Dlatego też przed oblicze komisji został doprowadzony były szef ABW generał Piotr Pogonowski i znów miało dojść do „orania”, ale doszło do „samozaorania”. Generał bezlitośnie obnażył brak kompetencji i wiedzy prawnej członków komisji, a w mediach ponownie pojawiły się uwagi krytyczne odnoszące się do braku przygotowania. Wreszcie sięgnięto po ostateczną broń, a tą po przesłuchaniu Jarosława Kaczyńskiego jest przesłuchanie Zbigniewa Ziobry. Posłowie Zembaczyński i Trela postanowili zostać głównymi bohaterami tej operacji i brylowali od początku, ale głównie chamstwem oraz barkiem empatii, bo jak wiadomo Zbigniew Ziobro walczy z chorobą nowotworową.

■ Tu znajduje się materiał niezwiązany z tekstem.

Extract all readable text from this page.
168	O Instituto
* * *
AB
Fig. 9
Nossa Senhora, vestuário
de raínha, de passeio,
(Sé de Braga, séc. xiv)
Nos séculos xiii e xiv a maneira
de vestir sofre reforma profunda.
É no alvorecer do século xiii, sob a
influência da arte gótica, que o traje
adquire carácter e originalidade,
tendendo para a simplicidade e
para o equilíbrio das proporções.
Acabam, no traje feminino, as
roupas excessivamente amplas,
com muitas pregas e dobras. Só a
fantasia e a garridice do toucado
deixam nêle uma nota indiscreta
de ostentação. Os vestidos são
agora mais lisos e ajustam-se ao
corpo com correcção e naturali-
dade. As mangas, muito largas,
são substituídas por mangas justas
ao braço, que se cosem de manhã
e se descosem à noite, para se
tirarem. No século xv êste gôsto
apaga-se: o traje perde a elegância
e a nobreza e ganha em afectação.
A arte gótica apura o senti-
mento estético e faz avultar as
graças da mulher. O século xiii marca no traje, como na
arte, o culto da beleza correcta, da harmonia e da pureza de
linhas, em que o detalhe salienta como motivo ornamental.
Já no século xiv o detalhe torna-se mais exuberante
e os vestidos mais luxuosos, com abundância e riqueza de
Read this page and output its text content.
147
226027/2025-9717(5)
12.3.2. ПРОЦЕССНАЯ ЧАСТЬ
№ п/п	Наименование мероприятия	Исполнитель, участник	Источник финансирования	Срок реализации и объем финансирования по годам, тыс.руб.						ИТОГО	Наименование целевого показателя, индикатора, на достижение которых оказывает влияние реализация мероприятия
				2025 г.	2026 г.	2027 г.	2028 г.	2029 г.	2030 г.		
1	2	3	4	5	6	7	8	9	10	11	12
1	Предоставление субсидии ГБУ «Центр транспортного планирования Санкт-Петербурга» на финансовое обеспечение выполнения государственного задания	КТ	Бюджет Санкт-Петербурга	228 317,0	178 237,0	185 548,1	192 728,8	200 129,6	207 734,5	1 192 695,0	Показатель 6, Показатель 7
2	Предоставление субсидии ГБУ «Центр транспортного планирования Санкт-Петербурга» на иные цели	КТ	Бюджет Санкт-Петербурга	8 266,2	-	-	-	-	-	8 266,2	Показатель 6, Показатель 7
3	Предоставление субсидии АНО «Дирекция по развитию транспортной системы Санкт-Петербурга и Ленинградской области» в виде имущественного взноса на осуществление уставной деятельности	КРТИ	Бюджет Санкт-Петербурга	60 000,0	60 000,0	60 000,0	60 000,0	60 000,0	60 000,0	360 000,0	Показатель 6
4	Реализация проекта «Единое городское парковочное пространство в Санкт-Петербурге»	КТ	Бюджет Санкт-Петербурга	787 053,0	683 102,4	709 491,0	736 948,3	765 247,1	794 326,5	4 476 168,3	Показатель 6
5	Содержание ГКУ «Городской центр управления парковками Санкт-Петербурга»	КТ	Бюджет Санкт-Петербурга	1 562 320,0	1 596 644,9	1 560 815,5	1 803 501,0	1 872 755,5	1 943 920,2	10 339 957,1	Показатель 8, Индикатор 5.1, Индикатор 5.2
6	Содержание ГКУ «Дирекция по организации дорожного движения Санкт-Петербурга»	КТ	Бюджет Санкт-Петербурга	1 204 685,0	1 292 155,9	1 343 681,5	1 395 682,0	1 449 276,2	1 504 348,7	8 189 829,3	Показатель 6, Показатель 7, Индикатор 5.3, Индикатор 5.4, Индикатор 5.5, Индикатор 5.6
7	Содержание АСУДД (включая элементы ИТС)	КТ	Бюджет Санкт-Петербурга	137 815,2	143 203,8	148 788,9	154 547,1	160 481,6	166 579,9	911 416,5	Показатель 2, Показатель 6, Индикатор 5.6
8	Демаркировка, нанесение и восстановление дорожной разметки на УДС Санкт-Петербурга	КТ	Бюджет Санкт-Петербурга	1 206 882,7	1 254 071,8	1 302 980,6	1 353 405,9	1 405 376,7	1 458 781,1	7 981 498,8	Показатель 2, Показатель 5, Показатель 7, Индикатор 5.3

Były minister również ma być siła doprowadzony na komisję śledczą, ale na razie stawił się na komisji dyscyplinarnej w sprawie uchylenie immunitetu. Widać było, iż Zbigniew Ziobro jest w znacznie lepszej formie, niż parę miesięcy temu, gdy był gnębiony wezwaniami, ale to wcale nie jest dobra informacja dla „komisji pegasusowej”. Pierwsze wystąpienie ministra i jego pełnomocnika to powtórka z rozrywki, czy jak kto woli ośmieszenia komisji. Musiałoby dojść do jakiegoś cudu, żeby po przymusowym doprowadzeniu Zbigniewa Ziobry członkowie Zembaczyński i Trela udźwignęli to wyzwanie, a przewodnicząca Sroka przynajmniej w stopniu podstawowym opanowała wiedzę prawną. Po stronie byłego ministra są argumenty prawne, po drugiej stronie jest skompromitowana komisja.

Nie wierzymy nikomu, nie wierzymy w nic! Patrzymy na fakty i wyciągamy wnioski!